Künstliche Mini-Organismen statt Tierversuche
Die am Fraunhofer IWS entwickelten mikrophysiologischen Systeme sind miniaturisierte Zellkultursysteme in der Größe einer Visitenkarte, die pharmakologisch relevante Funktionsmechanismen des menschlichen Körpers nachbilden. Dazu zählen neben der Verteilung von Substanzen über ein Gefäßnetzwerk das mikrophysiologische Milieu der Körperzellen und die Wechselwirkungen zwischen verschiedenen Zelltypen. Damit lassen sich die biochemischen und zellulären Abläufe der Organe des menschlichen Körpers nachstellen. Das ist notwendig, um komplizierte pharmazeutische Tests zu ersetzen, die derzeit in Tierversuchen stattfinden.
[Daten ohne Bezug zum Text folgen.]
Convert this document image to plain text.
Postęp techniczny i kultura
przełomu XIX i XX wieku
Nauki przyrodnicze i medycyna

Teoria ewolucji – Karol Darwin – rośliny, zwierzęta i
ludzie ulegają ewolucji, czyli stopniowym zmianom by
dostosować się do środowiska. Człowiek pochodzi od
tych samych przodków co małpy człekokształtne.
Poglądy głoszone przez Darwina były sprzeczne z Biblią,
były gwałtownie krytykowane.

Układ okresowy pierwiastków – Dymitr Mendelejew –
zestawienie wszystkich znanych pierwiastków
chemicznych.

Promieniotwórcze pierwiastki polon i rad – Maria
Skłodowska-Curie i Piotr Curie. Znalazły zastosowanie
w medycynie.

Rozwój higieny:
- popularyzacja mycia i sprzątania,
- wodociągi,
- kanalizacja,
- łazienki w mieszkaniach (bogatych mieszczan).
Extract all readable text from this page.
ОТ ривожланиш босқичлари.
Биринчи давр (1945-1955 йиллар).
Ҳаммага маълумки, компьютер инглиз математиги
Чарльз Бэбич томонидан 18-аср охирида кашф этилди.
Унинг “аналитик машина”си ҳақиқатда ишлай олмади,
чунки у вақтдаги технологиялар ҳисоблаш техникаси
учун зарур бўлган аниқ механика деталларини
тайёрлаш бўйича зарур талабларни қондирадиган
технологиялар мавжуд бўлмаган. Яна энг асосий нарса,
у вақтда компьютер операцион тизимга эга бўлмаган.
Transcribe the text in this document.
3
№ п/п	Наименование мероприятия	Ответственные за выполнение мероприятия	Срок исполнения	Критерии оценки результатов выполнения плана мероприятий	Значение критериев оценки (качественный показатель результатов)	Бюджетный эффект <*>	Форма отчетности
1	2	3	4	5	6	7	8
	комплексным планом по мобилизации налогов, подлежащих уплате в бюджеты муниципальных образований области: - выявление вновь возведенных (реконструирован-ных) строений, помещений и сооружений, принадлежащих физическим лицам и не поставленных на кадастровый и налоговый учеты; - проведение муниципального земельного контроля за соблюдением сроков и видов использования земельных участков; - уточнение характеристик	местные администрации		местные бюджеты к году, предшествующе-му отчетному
Konkret ahmen Forscher die Funktion von Organen oder Organteilen nach, indem sie mehrere menschlicher Zelltypen im mikrophysiologischen System gemeinsam kultivieren. Wie auch im menschlichen Körper benötigen verschiedene Zelltypen unterschiedliche Bedingungen um ihren spezifischen Funktionen nachzukommen. Die Entwickler des Fraunhofer IWS haben es sich zur Aufgabe gemacht, maßgeschneiderte mikrophysiologische Systeme für verschiedene Organe auf dem Chip zu entwickeln. Das Besondere an den am Fraunhofer IWS entwickelten mikrophysiologischen Systemen stellt eine miniaturisierte Pumpe dar, die dem menschlichen Herz nachempfunden ist. Angetrieben durch einen speziellen Controller lässt sie blutähnliches Zellkulturmedium im künstlichen Gefäßnetzwerk zirkulieren und sorgt so für die optimale Versorgung der Zellen mit Sauerstoff und Nährstoffen. Die Größe des Gefäßnetzwerkes lässt sich mithilfe mathematischer Modelle berechnen.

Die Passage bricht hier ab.